Seu filho João puxa-a mansamente pelo braço. Vamos lá, minha mãe... E, com a mão
livre, trombeteia a venta e sacode o monco dos dedos grossos. Rita não
interrompe o responso, pontoado de suspiros, quando vira as costas ao Tejo
escuro e inimigo que lhe leva os seus. Os nossos... Ora, ora, minha mãe! Um
padrinho e um irmão de leite que nos deixam à beira da miséria e que a senhora
serviu por nada estes vinte anos... Assim está falando o seu João, quando ela
ainda revê o mestre Raimundo e o menino Filipe a acomodarem-se no escaler da
escuna sacudido pelo rio picão. Que são a família deles, responde a Rita. E o
filho, contrafeito e reticente, misturando entoações de tristeza e despeito: Pois
sim... Mas abandonam-nos como criados.
A
chuvinha pára e eles vão, lado a lado, chapinhando as chancas na lama,
regelados por dentro e por fora. Antes de Alcântara têm de saltar para o abrigo
dum portal, para escaparem sem empeno aos tombos desarvorados duma sege puxada
por uma parelha de mulas a galope, perseguida por uma matilha de rafeiros a
ladrar. João Silva desabafa pragas e maldições e a mãe persigna-se e invoca a
Virgem Santíssima. Filipe Villepin permanece à amurada, único passageiro da
escuna a querer olhar a última sombra da terra a sumir-se. Tem vinte anos e já
algumas contas a acertar com o destino.
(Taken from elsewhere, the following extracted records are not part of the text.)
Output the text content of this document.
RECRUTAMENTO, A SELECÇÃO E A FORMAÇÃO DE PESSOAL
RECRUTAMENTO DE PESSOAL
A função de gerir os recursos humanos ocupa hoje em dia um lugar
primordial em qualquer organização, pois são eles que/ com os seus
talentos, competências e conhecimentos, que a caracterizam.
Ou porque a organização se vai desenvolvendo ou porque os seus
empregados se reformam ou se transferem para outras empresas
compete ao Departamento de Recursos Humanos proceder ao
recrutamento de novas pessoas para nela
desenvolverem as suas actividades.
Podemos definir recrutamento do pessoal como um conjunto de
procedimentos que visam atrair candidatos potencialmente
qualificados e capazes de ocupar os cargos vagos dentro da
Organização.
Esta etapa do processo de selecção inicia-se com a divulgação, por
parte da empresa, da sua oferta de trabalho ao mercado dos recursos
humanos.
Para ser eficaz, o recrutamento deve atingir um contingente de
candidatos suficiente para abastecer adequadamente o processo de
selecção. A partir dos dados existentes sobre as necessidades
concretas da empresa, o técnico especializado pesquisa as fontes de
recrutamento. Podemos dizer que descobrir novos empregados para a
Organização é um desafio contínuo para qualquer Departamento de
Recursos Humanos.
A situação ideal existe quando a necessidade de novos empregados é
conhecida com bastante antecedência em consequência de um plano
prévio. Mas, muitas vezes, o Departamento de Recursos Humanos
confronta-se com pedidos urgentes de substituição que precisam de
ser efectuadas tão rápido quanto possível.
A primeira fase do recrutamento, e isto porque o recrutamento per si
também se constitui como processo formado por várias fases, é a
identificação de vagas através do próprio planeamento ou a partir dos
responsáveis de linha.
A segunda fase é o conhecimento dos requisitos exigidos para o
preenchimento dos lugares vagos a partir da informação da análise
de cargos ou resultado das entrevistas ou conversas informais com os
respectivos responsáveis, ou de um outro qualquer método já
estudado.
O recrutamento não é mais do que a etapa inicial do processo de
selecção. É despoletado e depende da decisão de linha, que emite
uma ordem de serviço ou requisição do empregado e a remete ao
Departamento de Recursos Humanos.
Vê Raimundo coxeando, a recolher-se ao
abrigo da camarata, e mantém-se firme a desafiar a intempérie. Não olha aquele
jovem apenas a saudade a afogar a terra já escondida no horizonte, no baloiço
do mar que se faz grosso, levando mais uma vaga de fugitivos do despotismo
acirrado pelos frades e pelos picadores do Miguel. Aos quinze anos começara a
dança das furtas, escondendo o nome paterno que, por francês, o fazia suspeito,
para escapar às primeiras escaramuças dos apaniguados do infante, fiéis
discípulos da rainha Carlota Joaquina, na sequência da rebeldia de Vila Franca
contra a Constituição. A abrilada fora pior. A corja do Miguel ensandecera,
atropelando em correrias de campinos, arruaças de fadistas, galopadas de
estribeiros e moços fidalgos, à aventura, desabando fúrias sobre os
pedreiros-livres, os moderados suspeitos, os liberais, em rusgas selvagens,
invadindo casas e espancando quem calhava. Era uma pandilha boçal investindo
como toiros sobre um mação (maçon) distraído ou um letrado com dois livros
entalados no sovaco». In Álvaro Guerra, A Guerra Civil, Publicações
dom Quixote, Biblioteca Nacional, Lisboa, 1993, ISBN 972-201-083-2.